Afet Yasası, yaşamımıza ve mülklerimize etkileri (6)

Arabulucu Avukat Nurdan Heris, Afet Yasası hakkında bilinmeyenleri, merak edilenleri 12punto için yazdı.

12punto

BAKANLIĞIN EN TEMEL YETKİSİ NEDİR?

Bakanlık (Çevre ve Şehircilik Bakanlığı), riskli alanlar, rezerv yapı alanları ve riskli yapıların bulunduğu parsellerdeki uygulamalarda faydalanılmak üzere; özel kanunlar ile öngörülen alanlara ilişkin olanlar da dâhil, her tür ve ölçekteki planlama işlemlerine esas teşkil edecek standartları belirlemeye ve gerek görülmesi hâlinde bu standartları plan kararları ile tayin etmeye veya özel standartlar ihtiva eden planlar ve kentsel tasarım projeleri yapmaya, yaptırmaya ve onaylamaya yetkilidir. 

Bu kanun kapsamındaki alanlar ve parsellere ilişkin olarak onaylanan imar ve parselasyon planları, ilgili çevre, şehircilik ve iklim değişikliği il müdürlüğünde on beş gün süreyle ilan edilir. Bu planlara itiraz, ilan süresi içinde ilgili çevre, şehircilik ve iklim değişikliği il müdürlüğüne yapılır ve itirazlar Bakanlıkça beş gün içerisinde değerlendirilir. İtirazların reddedilmesi hâlinde, planlar başkaca bir onay işlemine gerek kalmaksızın red kararı tarihinde kesinleşir. Sürelerin ne kadar kısa tutulmuş olduğu burada da açıkça görülmektedir. Bakanlığın ilanı ONBEŞ GÜN, bu süre içinde, örneğin, son gün öğrenen biri, ancak son gün itirazını yapabilecektir. Hiç olmazsa ilandan belli bir süre sonrası dahi öngörülmemiştir itirazlar için.  Bu süre çok yetersizdir. Söz konusu olan imar alanı, parselasyon planı gibi taşınmazın aynına ilişkin uygulamalara yönelik olup, sürenin çok kısa tutulmasının mağduriyetlere neden olması kaçınılmazdır.

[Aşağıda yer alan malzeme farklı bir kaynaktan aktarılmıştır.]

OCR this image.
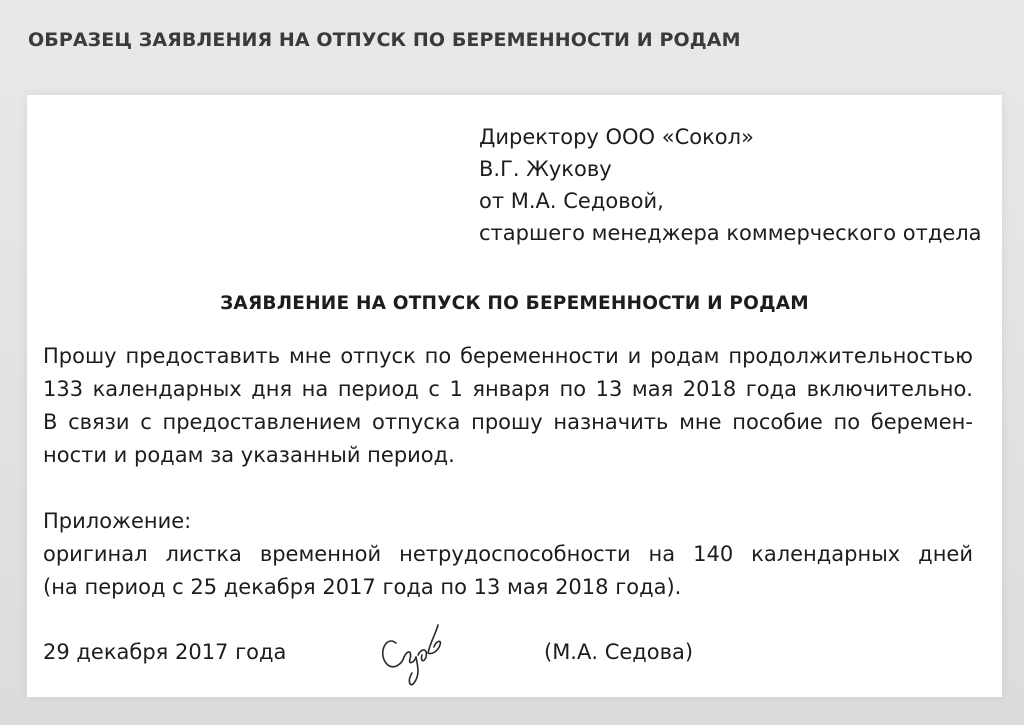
ОБРАЗЕЦ ЗАЯВЛЕНИЯ НА ОТПУСК ПО БЕРЕМЕННОСТИ И РОДАМ
Директору ООО «Сокол»
В.Г. Жукову
от М.А. Седовой,
старшего менеджера коммерческого отдела
ЗАЯВЛЕНИЕ НА ОТПУСК ПО БЕРЕМЕННОСТИ И РОДАМ
Прошу предоставить мне отпуск по беременности и родам продолжительностью
133 календарных дня на период с 1 января по 13 мая 2018 года включительно.
В связи с предоставлением отпуска прошу назначить мне пособие по беремен-
ности и родам за указанный период.
Приложение:
оригинал листка временной нетрудоспособности на 140 календарных дней
(на период с 25 декабря 2017 года по 13 мая 2018 года).
29 декабря 2017 года	(М.А. Седова)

DEĞERLEMELER NASIL YAPILACAKTIR?

Bu Kanun çerçevesinde dönüştürmeye tabi tutulan taşınmazların, üzerindeki köhnemiş yapılar da dâhil olmak üzere, muhdesatı yani üzerinde başka şahıslara ait olabilecek yapılar ile birlikte değer tespiti işlemleri ve dönüşüm ile oluşacak taşınmazların değerlemeleri  Başkanlık, TOKİ veya İdarece yapılır veya yaptırılır.

GÜÇLENDİRME KREDİSİ ŞARTLARI NEDİR?

Riskli alan ve rezerv yapı alanı dışında olup da bu Kanunun öngördüğü amaçlar bakımından güçlendirilebileceği teknik olarak tespit edilen yapılar için, Cumhurbaşkanınca belirlenen usul ve esaslar çerçevesinde  Başkanlıkça dönüşüm projeleri özel hesabından güçlendirme kredisi verilebilir. Bu kredinin yalnızca güçlendirme amacıyla kullanılması, belirlenen şartların yerine getirilmesi gerekmektedir. Aksi halde 6183 sayılı Amme Alacaklarının Tahsili Usulü Hakkında Kanun hükümlerince iadesi talep edilecektir.

DAVA AÇMA SÜRESİ NE KADAR?

Bu Kanun uyarınca tesis edilen idari işlemlere karşı tebliğ tarihinden itibaren otuz gün içinde 6/1/1982 tarihli ve 2577 sayılı İdari Yargılama Usulü Kanunu uyarınca dava açılabilir.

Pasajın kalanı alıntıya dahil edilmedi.